Alpine Sleeping BagsWhat to look for when buying an alpine sleeping bag.
- Water Resistant – At the very least, your alpine sleeping bag should be water resistant, and maybe even waterproof. If the insulation inside your sleeping bag gets wet it will do a much worse job of keeping you warm. For that reason, it’s in your best interest to keep that insulation warm, especially in alpine conditions where things can get wet more easily.
- Temperature Rating – Another important thing to pay attention to when it comes to alpine weather conditions is the temperature rating of your sleeping bag. It’s certainly possible to improve your warmth inside a sleeping bag, by wearing layers to bed, for instance, but a temperature rating safely below the temperature you’re expecting is the safer thing to do.
Best Alpine Sleeping BagsSome of the better alpine sleeping bags to choose from.
- Western Mountaineering UltraLite Sleeping Bag - The Ultralite from Western Mountaineering is a great sleeping bag good down to 20 degrees, which is ample for many summer alpine excursions. It uses very high quality 850+ fill down, and has a few essential features, like a draft collar, to help keep you warm. It's not a water resistant or waterproof sleeping bag, but it helps make up for that by weighing a very reasonable 1 pound 10 ounces, or 737 grams.
- Mont Bell U.L. Spiral Down Hugger #1 - Another very good sleeping bag with a temperature rating of 15 degrees, so slightly warmer than the Ultralite above. This one only uses 800+ fill down, which is still a very high quality, but does also include a durable water repellent treatment, or DWR, which will help keep the down dry.

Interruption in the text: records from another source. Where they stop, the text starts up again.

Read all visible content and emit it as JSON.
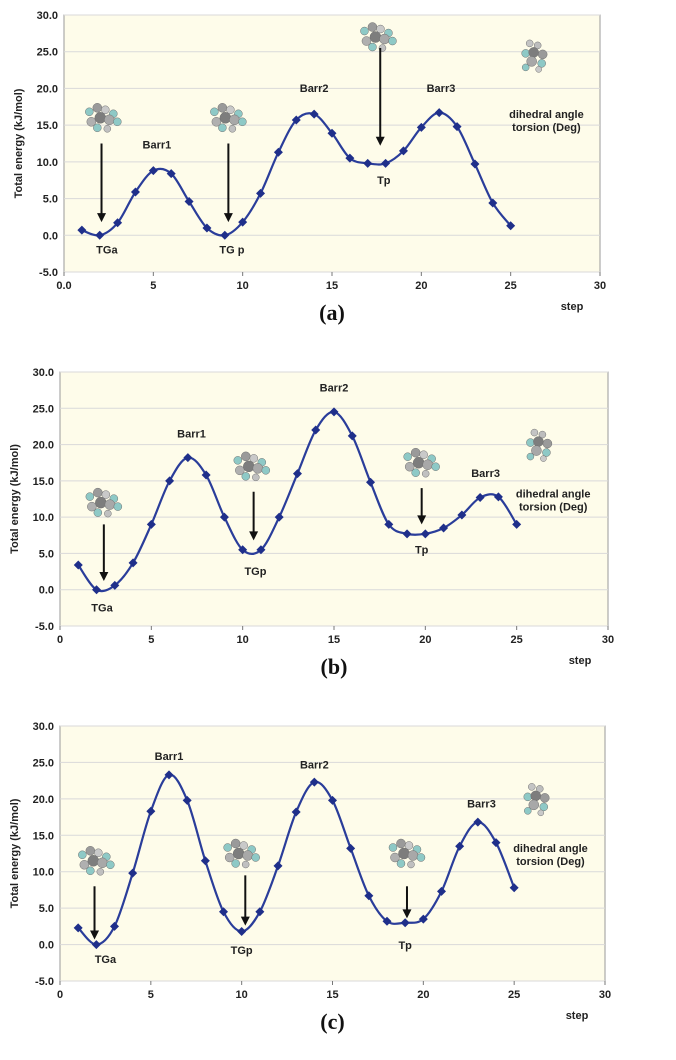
{
  "colors": {
    "line": "#2a3d9a",
    "marker": "#1f2f8a",
    "plot_background": "#fefcea",
    "grid": "#d9d9d9"
  },
  "icons": [
    "molecule-icon"
  ],
  "chart_data": [
    {
      "type": "line",
      "panel_label": "(a)",
      "ylabel": "Total energy (kJ/mol)",
      "xlabel": "step",
      "xlim": [
        0,
        30
      ],
      "ylim": [
        -5,
        30
      ],
      "xticks": [
        0,
        5,
        10,
        15,
        20,
        25,
        30
      ],
      "xtick_labels": [
        "0.0",
        "5",
        "10",
        "15",
        "20",
        "25",
        "30"
      ],
      "yticks": [
        -5,
        0,
        5,
        10,
        15,
        20,
        25,
        30
      ],
      "ytick_labels": [
        "-5.0",
        "0.0",
        "5.0",
        "10.0",
        "15.0",
        "20.0",
        "25.0",
        "30.0"
      ],
      "grid": true,
      "x": [
        1,
        2,
        3,
        4,
        5,
        6,
        7,
        8,
        9,
        10,
        11,
        12,
        13,
        14,
        15,
        16,
        17,
        18,
        19,
        20,
        21,
        22,
        23,
        24,
        25
      ],
      "values": [
        0.7,
        0.0,
        1.7,
        5.9,
        8.8,
        8.4,
        4.6,
        1.0,
        0.0,
        1.8,
        5.7,
        11.3,
        15.7,
        16.5,
        13.9,
        10.5,
        9.8,
        9.8,
        11.5,
        14.7,
        16.7,
        14.8,
        9.7,
        4.4,
        1.3
      ],
      "annotations": [
        {
          "text": "TGa",
          "x": 2.4,
          "y": -2.5
        },
        {
          "text": "Barr1",
          "x": 5.2,
          "y": 11.8
        },
        {
          "text": "TG p",
          "x": 9.4,
          "y": -2.5
        },
        {
          "text": "Barr2",
          "x": 14.0,
          "y": 19.5
        },
        {
          "text": "Tp",
          "x": 17.9,
          "y": 7.0
        },
        {
          "text": "Barr3",
          "x": 21.1,
          "y": 19.5
        }
      ],
      "arrows": [
        {
          "x": 2.1,
          "y_from": 12.5,
          "y_to": 1.8
        },
        {
          "x": 9.2,
          "y_from": 12.5,
          "y_to": 1.8
        },
        {
          "x": 17.7,
          "y_from": 25.5,
          "y_to": 12.2
        }
      ],
      "molecules": [
        {
          "x": 2.2,
          "y": 16.0
        },
        {
          "x": 9.2,
          "y": 16.0
        },
        {
          "x": 17.6,
          "y": 27.0
        },
        {
          "x": 26.4,
          "y": 24.5
        }
      ],
      "side_note": [
        "dihedral angle",
        "torsion (Deg)"
      ]
    },
    {
      "type": "line",
      "panel_label": "(b)",
      "ylabel": "Total energy (kJ/mol)",
      "xlabel": "step",
      "xlim": [
        0,
        30
      ],
      "ylim": [
        -5,
        30
      ],
      "xticks": [
        0,
        5,
        10,
        15,
        20,
        25,
        30
      ],
      "xtick_labels": [
        "0",
        "5",
        "10",
        "15",
        "20",
        "25",
        "30"
      ],
      "yticks": [
        -5,
        0,
        5,
        10,
        15,
        20,
        25,
        30
      ],
      "ytick_labels": [
        "-5.0",
        "0.0",
        "5.0",
        "10.0",
        "15.0",
        "20.0",
        "25.0",
        "30.0"
      ],
      "grid": true,
      "x": [
        1,
        2,
        3,
        4,
        5,
        6,
        7,
        8,
        9,
        10,
        11,
        12,
        13,
        14,
        15,
        16,
        17,
        18,
        19,
        20,
        21,
        22,
        23,
        24,
        25
      ],
      "values": [
        3.4,
        0.0,
        0.6,
        3.7,
        9.0,
        15.0,
        18.2,
        15.8,
        10.0,
        5.5,
        5.5,
        10.0,
        16.0,
        22.0,
        24.5,
        21.2,
        14.8,
        9.0,
        7.7,
        7.7,
        8.5,
        10.3,
        12.7,
        12.8,
        9.0
      ],
      "annotations": [
        {
          "text": "TGa",
          "x": 2.3,
          "y": -3.0
        },
        {
          "text": "Barr1",
          "x": 7.2,
          "y": 21.0
        },
        {
          "text": "TGp",
          "x": 10.7,
          "y": 2.0
        },
        {
          "text": "Barr2",
          "x": 15.0,
          "y": 27.3
        },
        {
          "text": "Tp",
          "x": 19.8,
          "y": 5.0
        },
        {
          "text": "Barr3",
          "x": 23.3,
          "y": 15.5
        }
      ],
      "arrows": [
        {
          "x": 2.4,
          "y_from": 9.0,
          "y_to": 1.2
        },
        {
          "x": 10.6,
          "y_from": 13.5,
          "y_to": 6.8
        },
        {
          "x": 19.8,
          "y_from": 14.0,
          "y_to": 9.0
        }
      ],
      "molecules": [
        {
          "x": 2.4,
          "y": 12.0
        },
        {
          "x": 10.5,
          "y": 17.0
        },
        {
          "x": 19.8,
          "y": 17.5
        },
        {
          "x": 26.3,
          "y": 20.0
        }
      ],
      "side_note": [
        "dihedral angle",
        "torsion (Deg)"
      ]
    },
    {
      "type": "line",
      "panel_label": "(c)",
      "ylabel": "Total energy (kJ/mol)",
      "xlabel": "step",
      "xlim": [
        0,
        30
      ],
      "ylim": [
        -5,
        30
      ],
      "xticks": [
        0,
        5,
        10,
        15,
        20,
        25,
        30
      ],
      "xtick_labels": [
        "0",
        "5",
        "10",
        "15",
        "20",
        "25",
        "30"
      ],
      "yticks": [
        -5,
        0,
        5,
        10,
        15,
        20,
        25,
        30
      ],
      "ytick_labels": [
        "-5.0",
        "0.0",
        "5.0",
        "10.0",
        "15.0",
        "20.0",
        "25.0",
        "30.0"
      ],
      "grid": true,
      "x": [
        1,
        2,
        3,
        4,
        5,
        6,
        7,
        8,
        9,
        10,
        11,
        12,
        13,
        14,
        15,
        16,
        17,
        18,
        19,
        20,
        21,
        22,
        23,
        24,
        25
      ],
      "values": [
        2.3,
        0.0,
        2.5,
        9.8,
        18.3,
        23.3,
        19.8,
        11.5,
        4.5,
        1.8,
        4.5,
        10.8,
        18.2,
        22.3,
        19.8,
        13.2,
        6.7,
        3.2,
        3.0,
        3.5,
        7.3,
        13.5,
        16.8,
        14.0,
        7.8
      ],
      "annotations": [
        {
          "text": "TGa",
          "x": 2.5,
          "y": -2.5
        },
        {
          "text": "Barr1",
          "x": 6.0,
          "y": 25.3
        },
        {
          "text": "TGp",
          "x": 10.0,
          "y": -1.3
        },
        {
          "text": "Barr2",
          "x": 14.0,
          "y": 24.2
        },
        {
          "text": "Tp",
          "x": 19.0,
          "y": -0.6
        },
        {
          "text": "Barr3",
          "x": 23.2,
          "y": 18.8
        }
      ],
      "arrows": [
        {
          "x": 1.9,
          "y_from": 8.0,
          "y_to": 0.7
        },
        {
          "x": 10.2,
          "y_from": 9.5,
          "y_to": 2.6
        },
        {
          "x": 19.1,
          "y_from": 8.0,
          "y_to": 3.6
        }
      ],
      "molecules": [
        {
          "x": 2.0,
          "y": 11.5
        },
        {
          "x": 10.0,
          "y": 12.5
        },
        {
          "x": 19.1,
          "y": 12.5
        },
        {
          "x": 26.3,
          "y": 20.0
        }
      ],
      "side_note": [
        "dihedral angle",
        "torsion (Deg)"
      ]
    }
  ]
}
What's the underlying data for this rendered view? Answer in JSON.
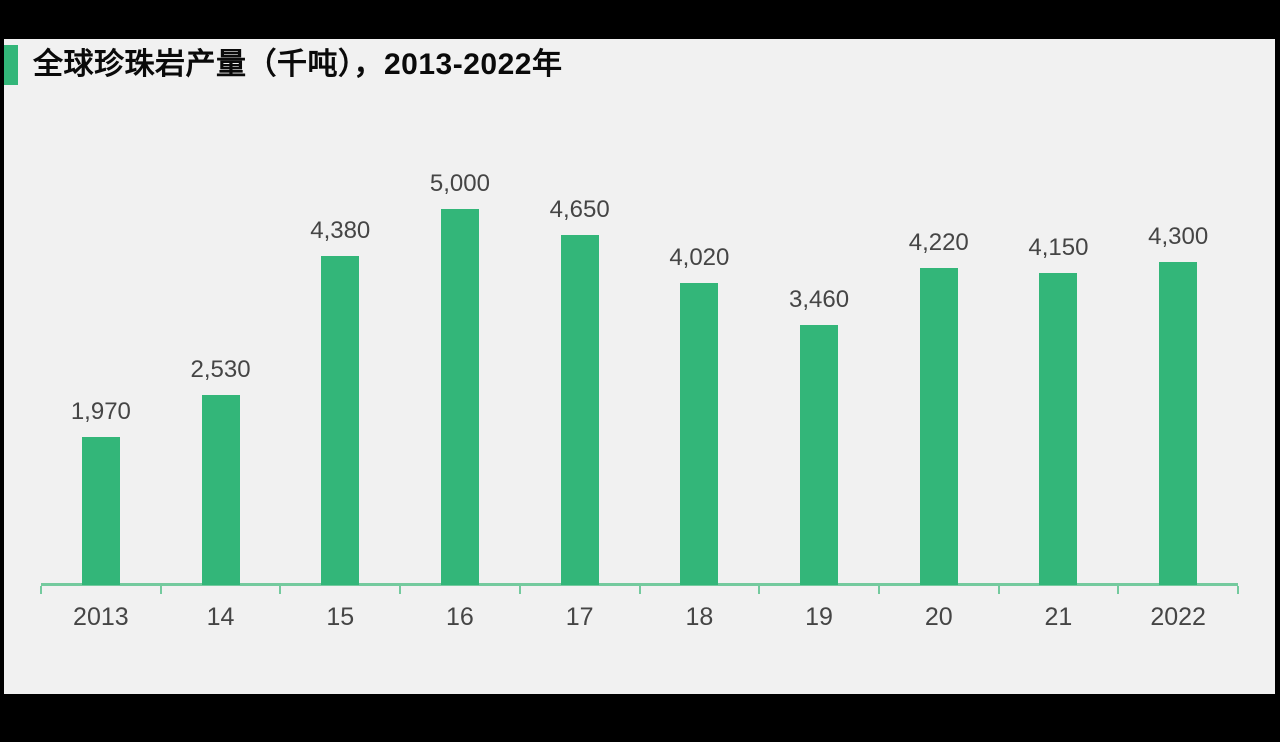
{
  "frame": {
    "background": "#000000",
    "content_background": "#f1f1f1"
  },
  "header": {
    "title": "全球珍珠岩产量（千吨），2013-2022年",
    "accent_color": "#33b679"
  },
  "chart_data": {
    "type": "bar",
    "title": "全球珍珠岩产量（千吨），2013-2022年",
    "categories": [
      "2013",
      "14",
      "15",
      "16",
      "17",
      "18",
      "19",
      "20",
      "21",
      "2022"
    ],
    "values": [
      1970,
      2530,
      4380,
      5000,
      4650,
      4020,
      3460,
      4220,
      4150,
      4300
    ],
    "value_labels": [
      "1,970",
      "2,530",
      "4,380",
      "5,000",
      "4,650",
      "4,020",
      "3,460",
      "4,220",
      "4,150",
      "4,300"
    ],
    "xlabel": "",
    "ylabel": "",
    "ylim": [
      0,
      5000
    ],
    "grid": false,
    "legend": false,
    "bar_color": "#33b679",
    "axis_color": "#74ca9e",
    "label_color": "#454545"
  }
}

It's also the 2009 winner of the Outside Magazine Gear of the Year award. It weighs a very respectable2 pounds, or 907 grams.
- Mountain Hardwear Phantom +0 Sleeping Bag - Finally, for those colder alpine environments there's something like the Phantom. It uses a very narrow mummy cut which is designed specifically for alpine adventurers. It uses 800+ fill down, and has a DWR, or durable water repellent finish, so you don't have to worry so much about getting it wet. But what really helps it stand out amongst the 0 degree sleeping bags, and there are a lot of them, is the very low weight of 2 pounds 10 ounces, or 1.2 kilograms. So a great all around sleeping bag with a specific alpine mummy cut.